3 YILDAN 12 YILA KADAR HAPİS CEZASI
Hükümde, sanıklar tarafından da varlığı kabul edilen seminer çalışmasında, yine sanıklar tarafından gerçekleştirildiği kabul edilen ses kayıtlarının, özellikle somut yer ve kişiler belirtilmek suretiyle "Milli Mutabakat Hükümeti" kurulması, yönetimin devralınması, iktidar partisine mensup belediye başkanları, siyasetçiler ve bir kısım yöneticilerin bu çerçevede toplanıp gözaltına alınarak tutuklanacağına yönelik konuşma içerikleri, plan seminerinin hukuki dayanağı ile icra şekline ilişkin kurumsal belgeler dikkate alındığında, sanıkların fikir birliği içerisinde vukuu bulan eylemlerinin unsurları itibariyle Türk Ceza Kanununun ilgili maddesince "suç için anlaşma" suçundan 3 yıldan 12 yıla kadar hapis cezası düzenlenmesi suçunun nazara alındığı belirtildi.
BERAAT KARARI BOZULDU
Daire, sanıklar Çetin Doğan, Behzat Balta, Mehmet Kaya Varol, İhsan Balabanlı, Metin Yavuz Yalçın, Erdal Akyazan ve Emin Küçükkılıç hakkında verilen beraat kararını bozarak, sanıkların Ağustos 2003 yılı ve öncesinde işledikleri "Türkiye Cumhuriyeti icra vekilleri heyetini cebren ıskat veya vazife görmekten cebren men etmeye teşebbüs" suçundan 3 yıldan 12 yıla kadar cezalandırılmalarını istedi.
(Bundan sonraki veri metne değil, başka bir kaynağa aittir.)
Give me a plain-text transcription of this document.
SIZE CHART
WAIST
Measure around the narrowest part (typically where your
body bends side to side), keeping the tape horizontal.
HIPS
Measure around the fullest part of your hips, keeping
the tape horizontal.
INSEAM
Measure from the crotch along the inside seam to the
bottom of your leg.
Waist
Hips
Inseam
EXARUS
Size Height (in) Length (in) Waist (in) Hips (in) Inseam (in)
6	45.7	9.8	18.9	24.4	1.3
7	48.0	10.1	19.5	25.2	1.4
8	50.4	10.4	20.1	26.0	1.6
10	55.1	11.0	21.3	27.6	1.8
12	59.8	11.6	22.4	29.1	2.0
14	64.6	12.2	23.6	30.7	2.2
EMEKLİ AMİRALLERİN BİLDİRİSİNE EMSAL OLACAK
Yargıtay 16. Ceza Dairesi tarafından verilen bu karar, 4 Nisan tarihinde 104 emekli amiral tarafından yayımlanan "Montrö Bildirisi" ile ilgili başlatılan soruşturmada emsal olacak.
"ASKERİ PERSONEL BÜTÜN KİLİT GÖREVLERİ ALACAK"
Kararda, gerçekleştirilen plan seminerinde konuşan 3. Kolordu İstihbarat Şube Müdürü Kurmay Albay Emin Küçükkılıç, sıkıyönetim ilan edildikten sonraki görev dağılımıyla ilgili olarak, "Kamu görevlerinin devralınması için önceden belirlenmiş olan personel görevlendirmeleri icra edilecektir. Bu maksatla atanacak asker ve sivil şahıs listesi sıkıyönetim komutan yardımcılıklarınca güncellenmiş ve önceden sıkıyönetim komutanlığına gönderilmiş olacaktır. Askeri personel bütün kilit görevleri alacaktır" ifadelerine de yer verildi.